Riportiamo l'intervento integrale di Emilio Molinari intervenuto lo scorso dicembre al convegno di OB "Vivere senza futuro? L'Europa tra amministrazione internazionale ed autogoverno: i casi di Bosnia Erzegovina e Kossovo.

10/01/2005 -  Anonymous User

Ringrazio l'Osservatorio su Balcani per avermi fornito l'opportunità di intervenire su questioni che mi stanno molto a cuore. Gli argomenti dei quali si è dibattuto in questi anni con l'Osservatorio, con l'ICS e con altri soggetti della cooperazione cominciano a diventare ora elemento di prospettiva politica e di intervento strategico nei Balcani. Dove è arrivato il momento a mio avviso di proporre una vera e propria "cultura dell'acqua".

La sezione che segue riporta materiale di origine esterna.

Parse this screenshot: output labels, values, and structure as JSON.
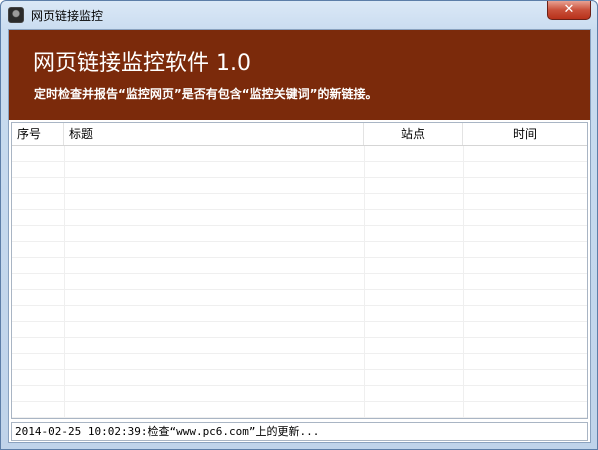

Il caso del Tara è a mio parere un simbolo della questione dei protettorati, cioè di territori dall'identità indefinita, territori moderni nati dopo la caduta del muro di Berlino, che sono continuamente in bilico tra autogoverno, definizione di una propria identità e delega alle organizzazioni internazionali. In bilico dentro la formazione stessa dell'Europa, in equilibrio precario anche nella definizione dei processi di sviluppo: tra "area di pascolo" per gli interessi forti e criminali e la possibilità di sperimentare nuovi percorsi della politica e dell'economia, i cosiddetti "percorsi partecipati" di cui si discute molto.

Dentro la crisi globale delle forme democratiche dei partiti e delle rappresentanze, il ritorno al valore dei beni comuni della vita quali ad esempio l'acqua ed i fiumi - dove sono nate le civiltà, la democrazia, le relazioni - sono fondamentali. Basti considerare che attorno ai beni comuni si sono create forme forti di autogoverno: si pensi agli statuti sull'acqua dei comuni del Medioevo europeo ed in particolare italiano.

Tutto questo significa riscoprire i valori sui quali rifondare la comunità a partire dal basso, valori che diventano gli elementi sui quali si ricostruisce. Questa considerazione vale per questi territori in bilico costante, ma anche per il nostro Paese, vale per l'Europa che si sta costruendo, vale per tutto il mondo: si tratta di una scommessa che giocano i Bosniaci e la ex Yugoslavia, ma in generale tutta l'Europa.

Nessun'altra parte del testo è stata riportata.